In anticipation of Pamela Whyte’s Inviting the Whole Child presentation in Seattle coming up this Sunday, I’ve been planning to write about invitation. I confess, though, that it’s taken me three starts at this post to turn off the judgmental nag in my head who’s peering over my shoulder as I type.
“You lost it yesterday when the girls were slamming the microwave door open and shut, remember?” she says. “That wasn’t exactly inviting the whole child.”
Ironically, the more my inner voice critiques me, the less I listen. After all, if I yearn to invite all that is within my children, I also need to invite all that is within me – including my own emotions that surface after a build up of the day’s frustrations get the best of me. It’s the same thing I strive for with my daughters as I aim to make room for all of their emotions.
My nag can be quick to find fault, looking through the lens of “You’re not a good enough parent.” But if I’m blaming myself as a ‘bad’ parent, I’m only making myself more and more frustrated … and it’s that much sooner that I’m full of frustration the next time, or, to alleviate my guilt, starting to see my kids as bad.
Either way, it’s a vicious loop. It’s much easier for everyone if I let in the sadness of not being a perfect pillar of maturity, fess up to losing it, and bridge the emotional separation that my snappy tone may have caused.

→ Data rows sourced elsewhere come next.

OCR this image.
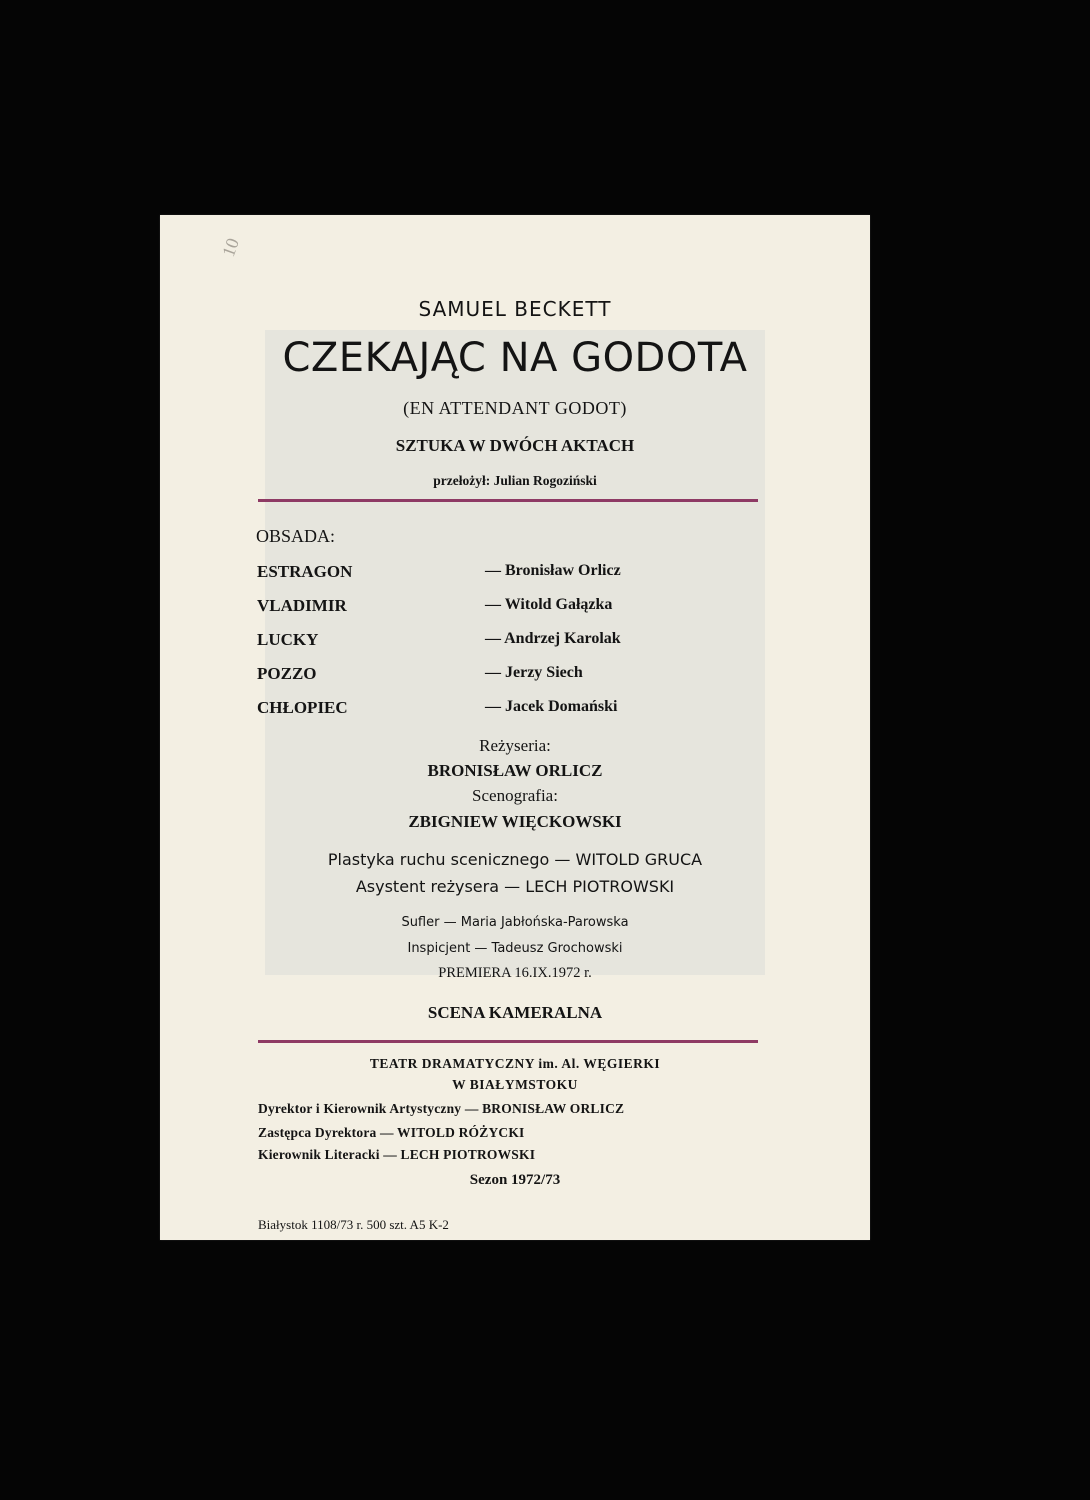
10
SAMUEL BECKETT
CZEKAJĄC NA GODOTA
(EN ATTENDANT GODOT)
SZTUKA W DWÓCH AKTACH
przełożył: Julian Rogoziński
OBSADA:
ESTRAGON	— Bronisław Orlicz
VLADIMIR	— Witold Gałązka
LUCKY	— Andrzej Karolak
POZZO	— Jerzy Siech
CHŁOPIEC	— Jacek Domański
Reżyseria:
BRONISŁAW ORLICZ
Scenografia:
ZBIGNIEW WIĘCKOWSKI
Plastyka ruchu scenicznego — WITOLD GRUCA
Asystent reżysera — LECH PIOTROWSKI
Sufler — Maria Jabłońska-Parowska
Inspicjent — Tadeusz Grochowski
PREMIERA 16.IX.1972 r.
SCENA KAMERALNA
TEATR DRAMATYCZNY im. Al. WĘGIERKI
W BIAŁYMSTOKU
Dyrektor i Kierownik Artystyczny — BRONISŁAW ORLICZ
Zastępca Dyrektora — WITOLD RÓŻYCKI
Kierownik Literacki — LECH PIOTROWSKI
Sezon 1972/73
Białystok 1108/73 r. 500 szt. A5 K-2
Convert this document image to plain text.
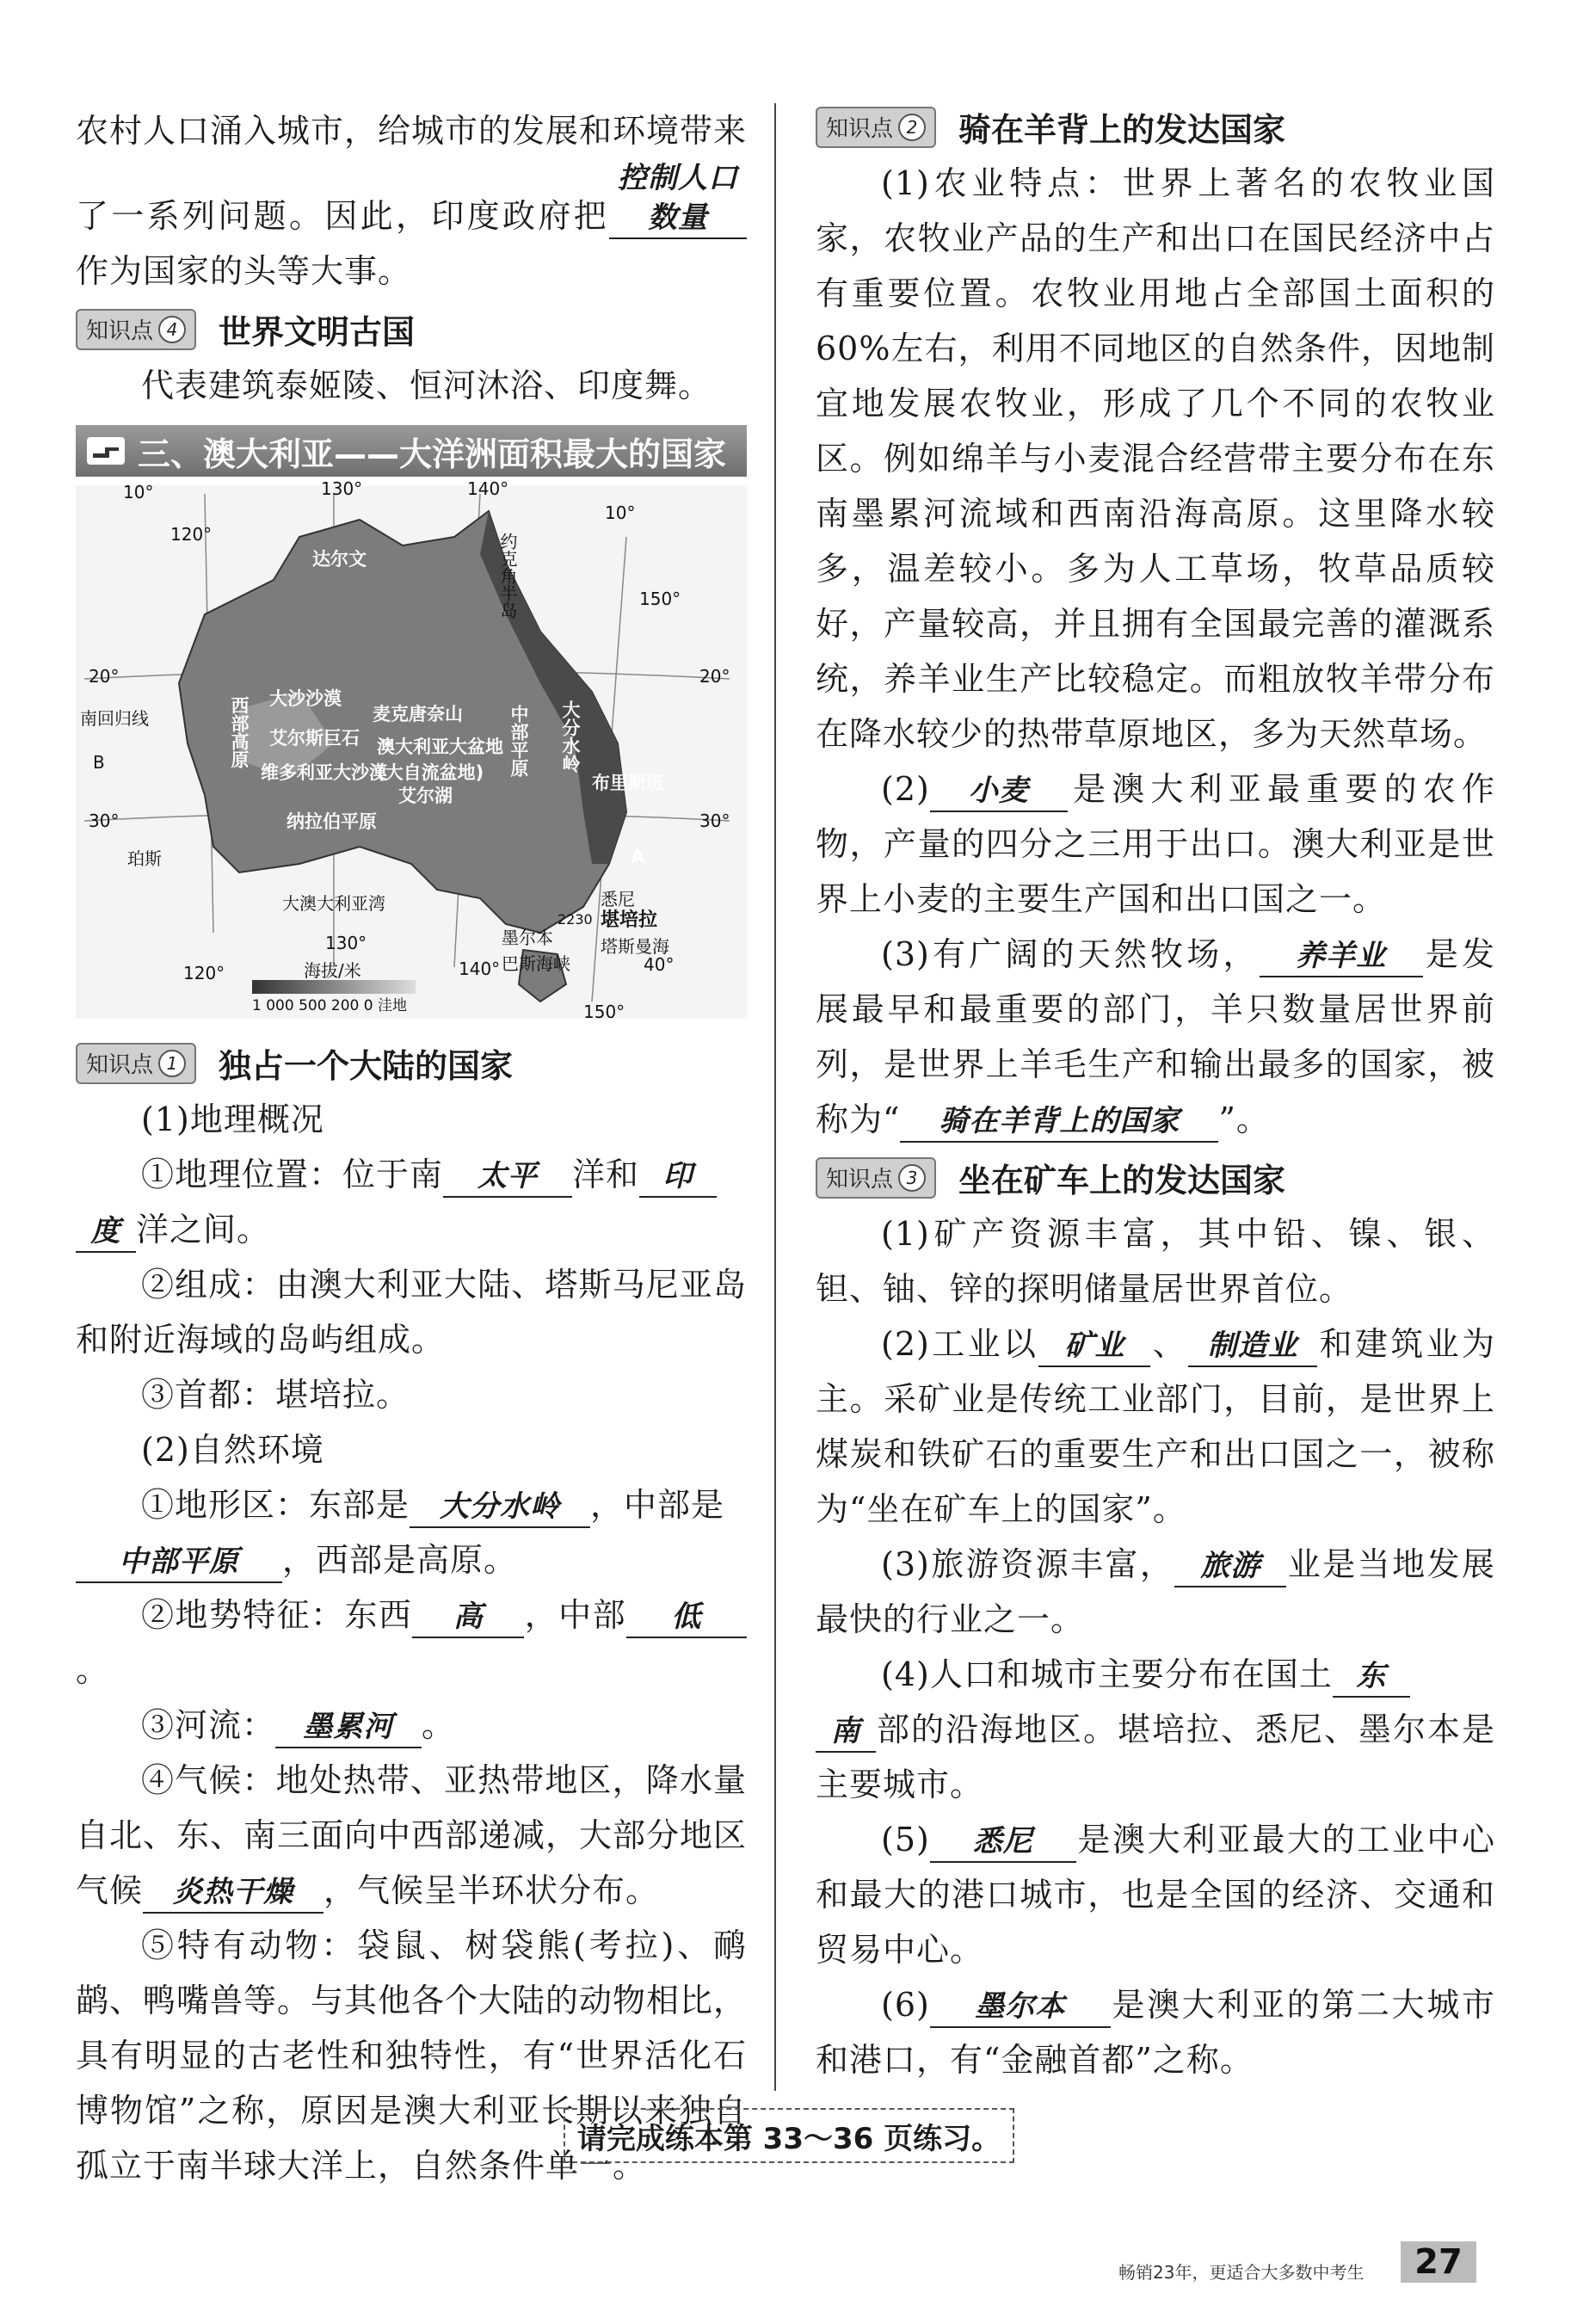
农村人口涌入城市，给城市的发展和环境带来了一系列问题。因此，印度政府把控制人口数量作为国家的头等大事。

知识点 4 世界文明古国

代表建筑泰姬陵、恒河沐浴、印度舞。

三、澳大利亚——大洋洲面积最大的国家
10°	130°	140°
10°
120°
130°
140°
150°
120°
20°
30°
150°
20°
30°
40°
达尔文	约克角半岛
南回归线	西部高原 大沙沙漠
麦克唐奈山
艾尔斯巨石 澳大利亚大盆地(大自流盆地)
维多利亚大沙漠
艾尔湖
中部平原 大分水岭
布里斯班
纳拉伯平原
珀斯
大澳大利亚湾	悉尼
堪培拉
墨尔本
巴斯海峡
塔斯曼海
B
A
2230
海拔/米
1 000 500 200 0 洼地
知识点 1 独占一个大陆的国家

(1)地理概况

①地理位置：位于南 太平 洋和 印
度 洋之间。

②组成：由澳大利亚大陆、塔斯马尼亚岛和附近海域的岛屿组成。

③首都：堪培拉。

(2)自然环境

①地形区：东部是 大分水岭 ，中部是
中部平原 ，西部是高原。

②地势特征：东西 高 ，中部 低。

③河流： 墨累河 。

④气候：地处热带、亚热带地区，降水量自北、东、南三面向中西部递减，大部分地区气候 炎热干燥 ，气候呈半环状分布。

⑤特有动物：袋鼠、树袋熊(考拉)、鸸鹋、鸭嘴兽等。与其他各个大陆的动物相比，具有明显的古老性和独特性，有“世界活化石博物馆”之称，原因是澳大利亚长期以来独自孤立于南半球大洋上，自然条件单一。

知识点 2 骑在羊背上的发达国家

(1)农业特点：世界上著名的农牧业国家，农牧业产品的生产和出口在国民经济中占有重要位置。农牧业用地占全部国土面积的60%左右，利用不同地区的自然条件，因地制宜地发展农牧业，形成了几个不同的农牧业区。例如绵羊与小麦混合经营带主要分布在东南墨累河流域和西南沿海高原。这里降水较多，温差较小。多为人工草场，牧草品质较好，产量较高，并且拥有全国最完善的灌溉系统，养羊业生产比较稳定。而粗放牧羊带分布在降水较少的热带草原地区，多为天然草场。

(2) 小麦 是澳大利亚最重要的农作物，产量的四分之三用于出口。澳大利亚是世界上小麦的主要生产国和出口国之一。

(3)有广阔的天然牧场， 养羊业 是发展最早和最重要的部门，羊只数量居世界前列，是世界上羊毛生产和输出最多的国家，被称为“ 骑在羊背上的国家 ”。

知识点 3 坐在矿车上的发达国家

(1)矿产资源丰富，其中铅、镍、银、钽、铀、锌的探明储量居世界首位。

(2)工业以 矿业 、 制造业 和建筑业为主。采矿业是传统工业部门，目前，是世界上煤炭和铁矿石的重要生产和出口国之一，被称为“坐在矿车上的国家”。

(3)旅游资源丰富， 旅游 业是当地发展最快的行业之一。

(4)人口和城市主要分布在国土 东
南 部的沿海地区。堪培拉、悉尼、墨尔本是主要城市。

(5) 悉尼 是澳大利亚最大的工业中心和最大的港口城市，也是全国的经济、交通和贸易中心。

(6) 墨尔本 是澳大利亚的第二大城市和港口，有“金融首都”之称。

请完成练本第 33～36 页练习。
畅销23年，更适合大多数中考生	27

“Okay, yes,” I tell the nag. “The way I handled that microwave incident was not one of my better parenting moments. And… I repaired. My integration came right back and I let my kids know that it was about me, not about them. I assured them that our relationship was still okay, that we can handle it.”
Interestingly, it’s not only inviting my emotions, but also my nag. Because the more I try to defend myself, the louder she gets.
“Hmmmpf,” she snorts. “You sure apologize and bridge a lot, if you ask me.”
I wasn’t asking her. But I invite my nag’s presence, anyway, knowing she has to stick around. Despite her critical eyes, her existence is necessary. As Dr. Gordon Neufeld says, guilt is a natural part of the territory when you’re the providing adult. “As a parent, you have to be prepared to live with chronic guilt,” he has said. It’s what moves us to care, and to take responsibility. Assured by this, I listen to my nag… but I don’t always believe every word she says.
It helps having something more solid to believe in – evidence that my invitation is helping create the culture I yearn for in our home. The other day, I heard my daughter incorporating my language into her play.
“It’s okay, Little One,” she said to her ‘daughter’ during her daily ‘Baby Game.’ “Mommy’s pricklies are out today. It’s not about you.”
Another day, my youngest was quite upset, telling me about how another adult had snapped at her. My eldest daughter interrupted the story to comfort her sister. “Oh, but you know he didn’t mean that, right? That was just his frustration talking.”
When I invite all that’s within me, my girls grow up seeing an authentic range of human emotions modeled – which in turn gives them room for all that’s within them. They’re comfortable with what emotions look like in their many forms – and know their emotions are welcome, too. Not to mention, when I can both invite and take responsibility for my own feelings, they’re also growing up knowing they’re not responsible for them.
It’s impossible as a parent not to feel frustrated, just as it isn’t realistic to act from a place of maturity 24/7. Just as for our children, there will be moments when the frustrations feel like too much, when there’s no time to feel the sadness of all the things we cannot change before the frustrations come out in ways we wish they wouldn’t. Accepting and inviting human emotions in ourselves, as much as we accept and invite them in our children, helps create a culture of invitation that will ultimately help our children thrive and mature.